Cheesy Roasted Winter Vegetable Gnocchi
- Prep: 5 mins
- Cook: 25 mins
- Servings: 4 people
- 500g pumpkin, peeled, seeded, cut into 2cm pieces
- 250g Brussels sprouts, halved
- 2 red onions, cut into wedges
- 1 tablespoon chopped sage leaves
- 1 tablespoon Maggie Beer Oil Extra Virgin Olive
- 350g Passion Pasta Gnocchi Plain
- 1/4 cup cream
- 50g Blue Cow Blue, crumbled
- 150g Blue Cow Italian Style Bocconcini, torn into chunks
Bring warmth to winter with our favourite cheese and roasted vegetable pasta bake recipe.
- Place pumpkin, sprouts, onion and sage in an 35cm x 28cm roasting dish. Drizzle with oil and season. Toss to coat and arrange in a single layer. Bake for 20 minutes.

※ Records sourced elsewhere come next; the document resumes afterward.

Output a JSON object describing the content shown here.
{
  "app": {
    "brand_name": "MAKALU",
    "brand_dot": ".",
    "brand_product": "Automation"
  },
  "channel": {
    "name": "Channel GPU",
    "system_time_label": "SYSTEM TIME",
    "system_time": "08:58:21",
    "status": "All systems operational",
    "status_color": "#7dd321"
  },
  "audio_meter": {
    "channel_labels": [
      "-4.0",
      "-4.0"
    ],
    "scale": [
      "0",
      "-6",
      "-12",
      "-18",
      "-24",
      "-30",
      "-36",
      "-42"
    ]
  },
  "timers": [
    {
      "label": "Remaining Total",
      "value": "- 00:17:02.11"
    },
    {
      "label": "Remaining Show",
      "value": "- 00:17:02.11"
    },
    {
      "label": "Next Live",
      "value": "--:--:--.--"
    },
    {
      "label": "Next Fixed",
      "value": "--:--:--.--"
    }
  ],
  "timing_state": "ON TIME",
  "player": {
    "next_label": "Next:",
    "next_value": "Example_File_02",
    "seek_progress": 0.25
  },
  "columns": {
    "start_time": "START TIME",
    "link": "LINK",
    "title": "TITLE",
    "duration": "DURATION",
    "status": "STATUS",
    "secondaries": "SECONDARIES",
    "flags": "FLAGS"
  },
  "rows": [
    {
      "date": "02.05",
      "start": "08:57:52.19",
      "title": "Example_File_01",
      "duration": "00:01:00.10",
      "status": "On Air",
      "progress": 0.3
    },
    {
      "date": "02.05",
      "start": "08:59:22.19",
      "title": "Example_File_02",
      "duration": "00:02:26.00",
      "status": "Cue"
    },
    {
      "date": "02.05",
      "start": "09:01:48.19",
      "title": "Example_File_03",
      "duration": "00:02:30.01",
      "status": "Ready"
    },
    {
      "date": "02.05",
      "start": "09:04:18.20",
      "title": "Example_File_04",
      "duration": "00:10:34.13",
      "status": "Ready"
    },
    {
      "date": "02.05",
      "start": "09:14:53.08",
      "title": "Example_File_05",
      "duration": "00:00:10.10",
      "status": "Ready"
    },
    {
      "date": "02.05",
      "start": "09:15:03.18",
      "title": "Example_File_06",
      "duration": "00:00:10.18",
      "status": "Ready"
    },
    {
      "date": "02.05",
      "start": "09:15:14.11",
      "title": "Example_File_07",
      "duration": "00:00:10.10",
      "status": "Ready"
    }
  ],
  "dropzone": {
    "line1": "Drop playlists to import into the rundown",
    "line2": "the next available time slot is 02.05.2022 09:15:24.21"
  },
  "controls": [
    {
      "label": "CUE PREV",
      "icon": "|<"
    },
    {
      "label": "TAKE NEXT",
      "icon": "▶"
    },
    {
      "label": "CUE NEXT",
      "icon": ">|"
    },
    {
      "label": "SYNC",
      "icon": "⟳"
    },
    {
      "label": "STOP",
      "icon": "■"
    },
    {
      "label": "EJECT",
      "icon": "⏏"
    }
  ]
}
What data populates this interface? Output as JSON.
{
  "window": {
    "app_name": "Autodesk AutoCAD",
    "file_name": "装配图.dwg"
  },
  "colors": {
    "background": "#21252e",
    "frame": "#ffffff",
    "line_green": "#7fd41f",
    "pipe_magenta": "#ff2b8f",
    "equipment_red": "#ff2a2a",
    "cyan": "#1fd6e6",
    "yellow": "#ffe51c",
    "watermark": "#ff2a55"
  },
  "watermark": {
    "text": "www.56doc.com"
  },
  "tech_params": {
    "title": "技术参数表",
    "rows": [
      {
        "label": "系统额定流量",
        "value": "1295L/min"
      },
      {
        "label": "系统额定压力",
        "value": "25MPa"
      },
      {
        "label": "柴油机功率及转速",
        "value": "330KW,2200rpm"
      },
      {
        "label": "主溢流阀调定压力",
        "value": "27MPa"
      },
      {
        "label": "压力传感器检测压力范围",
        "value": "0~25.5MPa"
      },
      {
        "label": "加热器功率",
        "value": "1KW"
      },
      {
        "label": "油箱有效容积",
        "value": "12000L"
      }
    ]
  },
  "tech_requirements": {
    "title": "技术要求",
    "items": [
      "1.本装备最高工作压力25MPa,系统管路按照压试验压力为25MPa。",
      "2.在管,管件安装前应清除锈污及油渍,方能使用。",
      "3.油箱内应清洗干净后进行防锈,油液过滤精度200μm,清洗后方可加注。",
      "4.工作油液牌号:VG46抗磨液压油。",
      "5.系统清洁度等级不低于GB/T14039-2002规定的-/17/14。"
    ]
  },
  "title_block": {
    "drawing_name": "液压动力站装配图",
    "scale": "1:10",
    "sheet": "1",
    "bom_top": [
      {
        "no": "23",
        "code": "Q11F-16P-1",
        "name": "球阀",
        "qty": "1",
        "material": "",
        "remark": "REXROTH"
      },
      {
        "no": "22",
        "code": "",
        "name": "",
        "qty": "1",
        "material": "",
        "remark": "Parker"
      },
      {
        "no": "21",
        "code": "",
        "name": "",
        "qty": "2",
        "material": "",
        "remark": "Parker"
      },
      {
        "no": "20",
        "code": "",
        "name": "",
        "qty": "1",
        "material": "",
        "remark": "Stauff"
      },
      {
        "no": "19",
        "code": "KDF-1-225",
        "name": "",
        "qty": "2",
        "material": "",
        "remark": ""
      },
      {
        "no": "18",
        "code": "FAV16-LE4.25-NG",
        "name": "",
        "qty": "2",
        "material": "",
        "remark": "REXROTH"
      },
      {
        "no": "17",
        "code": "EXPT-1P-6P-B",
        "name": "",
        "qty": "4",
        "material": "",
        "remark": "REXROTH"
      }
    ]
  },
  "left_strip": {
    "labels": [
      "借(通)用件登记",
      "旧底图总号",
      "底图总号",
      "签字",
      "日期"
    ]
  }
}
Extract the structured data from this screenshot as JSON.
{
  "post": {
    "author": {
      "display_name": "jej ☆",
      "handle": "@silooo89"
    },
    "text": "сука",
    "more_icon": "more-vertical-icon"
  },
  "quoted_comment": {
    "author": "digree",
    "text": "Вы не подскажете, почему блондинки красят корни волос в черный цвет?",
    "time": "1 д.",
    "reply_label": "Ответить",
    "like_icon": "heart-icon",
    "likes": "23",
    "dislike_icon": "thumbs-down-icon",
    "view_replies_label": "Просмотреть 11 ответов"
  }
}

- Meanwhile, cook gnocchi in a saucepan of boiling salted water for 2 minutes or until tender and they rise to the surface. Transfer with a slotted spoon to roasting dish. Drizzle with cream and top with cheeses. Place under a hot grill for 2 minutes or until cheese melts and is golden. Serve immediately.